How to calculate your accounts receivable turnover ratio
Calculating your accounts receivable turnover ratio is simple. You can find all the information you need on your financial statements, including your income statement or balance sheet.
First, you’ll need to find your net credit sales or all the sales customers made on credit. Invoices indicate a credit sale to a customer. You collect the money from credit sales at a later date.

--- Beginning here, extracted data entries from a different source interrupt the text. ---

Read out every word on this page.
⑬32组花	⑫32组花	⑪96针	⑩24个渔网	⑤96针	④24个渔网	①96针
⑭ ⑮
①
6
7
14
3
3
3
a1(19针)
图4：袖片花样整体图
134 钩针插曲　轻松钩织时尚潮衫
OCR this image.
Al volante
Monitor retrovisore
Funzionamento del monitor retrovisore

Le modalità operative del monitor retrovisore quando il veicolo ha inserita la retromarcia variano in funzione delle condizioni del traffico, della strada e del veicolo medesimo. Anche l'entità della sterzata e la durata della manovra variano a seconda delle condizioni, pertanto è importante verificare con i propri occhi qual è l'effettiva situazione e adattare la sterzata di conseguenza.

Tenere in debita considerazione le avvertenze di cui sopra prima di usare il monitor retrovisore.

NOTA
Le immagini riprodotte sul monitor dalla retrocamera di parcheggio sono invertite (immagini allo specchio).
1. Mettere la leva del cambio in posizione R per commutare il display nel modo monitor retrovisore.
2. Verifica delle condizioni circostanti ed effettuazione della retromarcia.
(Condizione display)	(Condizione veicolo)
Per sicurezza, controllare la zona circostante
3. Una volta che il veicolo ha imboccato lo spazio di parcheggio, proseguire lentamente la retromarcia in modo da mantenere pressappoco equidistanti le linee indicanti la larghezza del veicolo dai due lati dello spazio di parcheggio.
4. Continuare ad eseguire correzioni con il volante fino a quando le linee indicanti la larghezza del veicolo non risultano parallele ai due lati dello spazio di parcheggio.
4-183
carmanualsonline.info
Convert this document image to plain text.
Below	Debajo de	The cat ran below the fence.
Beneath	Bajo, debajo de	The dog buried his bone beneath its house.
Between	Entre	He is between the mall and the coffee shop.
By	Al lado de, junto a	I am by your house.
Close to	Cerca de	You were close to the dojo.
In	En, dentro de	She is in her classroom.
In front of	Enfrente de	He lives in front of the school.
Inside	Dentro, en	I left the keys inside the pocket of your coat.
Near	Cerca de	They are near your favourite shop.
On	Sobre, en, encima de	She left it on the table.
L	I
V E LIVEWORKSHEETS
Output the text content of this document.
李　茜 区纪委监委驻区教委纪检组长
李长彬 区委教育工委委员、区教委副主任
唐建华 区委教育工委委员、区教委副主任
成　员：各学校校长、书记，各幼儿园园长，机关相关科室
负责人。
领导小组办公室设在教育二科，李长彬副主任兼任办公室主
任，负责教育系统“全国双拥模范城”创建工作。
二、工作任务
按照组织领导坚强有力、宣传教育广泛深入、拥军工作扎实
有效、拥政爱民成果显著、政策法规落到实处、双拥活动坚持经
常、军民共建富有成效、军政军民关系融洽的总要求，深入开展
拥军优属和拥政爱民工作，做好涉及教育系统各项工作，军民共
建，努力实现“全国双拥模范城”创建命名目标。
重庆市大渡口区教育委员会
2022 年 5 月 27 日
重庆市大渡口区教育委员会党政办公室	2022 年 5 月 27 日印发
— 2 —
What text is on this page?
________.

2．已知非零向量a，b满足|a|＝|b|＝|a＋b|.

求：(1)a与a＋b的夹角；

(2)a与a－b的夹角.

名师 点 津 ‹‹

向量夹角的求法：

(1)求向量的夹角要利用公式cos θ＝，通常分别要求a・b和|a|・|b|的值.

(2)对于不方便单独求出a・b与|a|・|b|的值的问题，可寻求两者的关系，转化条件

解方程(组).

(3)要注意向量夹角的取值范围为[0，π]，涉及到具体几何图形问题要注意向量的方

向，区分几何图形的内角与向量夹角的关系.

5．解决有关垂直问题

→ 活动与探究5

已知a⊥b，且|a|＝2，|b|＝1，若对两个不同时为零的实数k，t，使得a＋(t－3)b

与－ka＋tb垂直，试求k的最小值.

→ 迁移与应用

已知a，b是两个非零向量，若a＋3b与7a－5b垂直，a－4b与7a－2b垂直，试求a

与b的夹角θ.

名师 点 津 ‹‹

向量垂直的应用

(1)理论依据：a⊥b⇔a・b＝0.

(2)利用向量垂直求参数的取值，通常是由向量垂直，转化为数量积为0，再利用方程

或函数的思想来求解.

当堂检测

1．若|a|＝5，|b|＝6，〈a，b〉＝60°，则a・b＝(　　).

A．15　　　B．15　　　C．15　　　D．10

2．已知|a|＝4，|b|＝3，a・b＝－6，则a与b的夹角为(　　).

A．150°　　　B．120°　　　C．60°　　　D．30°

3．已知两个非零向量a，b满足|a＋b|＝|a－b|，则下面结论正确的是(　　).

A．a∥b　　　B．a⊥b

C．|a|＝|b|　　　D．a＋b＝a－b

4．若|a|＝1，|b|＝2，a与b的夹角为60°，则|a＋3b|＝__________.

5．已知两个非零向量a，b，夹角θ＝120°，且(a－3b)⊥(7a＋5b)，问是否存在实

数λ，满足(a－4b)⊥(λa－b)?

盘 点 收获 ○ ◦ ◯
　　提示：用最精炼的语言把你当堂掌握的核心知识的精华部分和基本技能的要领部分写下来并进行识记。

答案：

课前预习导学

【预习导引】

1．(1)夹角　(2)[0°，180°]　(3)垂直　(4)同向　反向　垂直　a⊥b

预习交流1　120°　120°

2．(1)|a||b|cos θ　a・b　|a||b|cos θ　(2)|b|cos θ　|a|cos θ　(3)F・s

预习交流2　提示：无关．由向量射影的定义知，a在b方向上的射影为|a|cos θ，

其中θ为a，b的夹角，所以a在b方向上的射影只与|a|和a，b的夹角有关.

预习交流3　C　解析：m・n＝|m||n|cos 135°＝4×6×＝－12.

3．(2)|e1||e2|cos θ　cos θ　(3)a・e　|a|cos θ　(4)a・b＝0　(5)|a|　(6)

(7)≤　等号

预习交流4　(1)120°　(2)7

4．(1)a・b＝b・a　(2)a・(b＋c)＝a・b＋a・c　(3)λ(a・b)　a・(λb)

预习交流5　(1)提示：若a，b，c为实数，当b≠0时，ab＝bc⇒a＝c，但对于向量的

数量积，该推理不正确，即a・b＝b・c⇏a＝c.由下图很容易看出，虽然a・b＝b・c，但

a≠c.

To calculate net credit sales, subtract sales returns and sales allowances from all sales on credit. Find these numbers on your income statement or balance sheet. The formula for net credit sales follows:
Sales on credit – sales returns – sales allowances = net credit sales
Next, you’ll need to calculate your average accounts receivable. Average accounts receivable is the sum of starting and ending accounts receivable over an accounting period, divided by two. You can find total accounts receivable on your balance sheet. The formula for average accounts receivable follows:
(Starting accounts receivable + ending accounts receivable) ÷ 2 = average accounts receivable
Then divide your net credit sales by your average accounts receivable to find your accounts receivable turnover ratio. The accounts receivable turnover formula follows:
Net credit sales ÷ average accounts receivable = accounts receivable turnover ratio
A turnover ratio of 4 indicates that your business collects average receivables four times per year or once per quarter. If your credit policy requires payment within 30 days, you might want your ratio to be closer to 12.
Determining whether your ratio is high or low depends on your business. If you choose to compare your accounts receivable turnover ratio to other companies, look for companies in your industry with similar business models.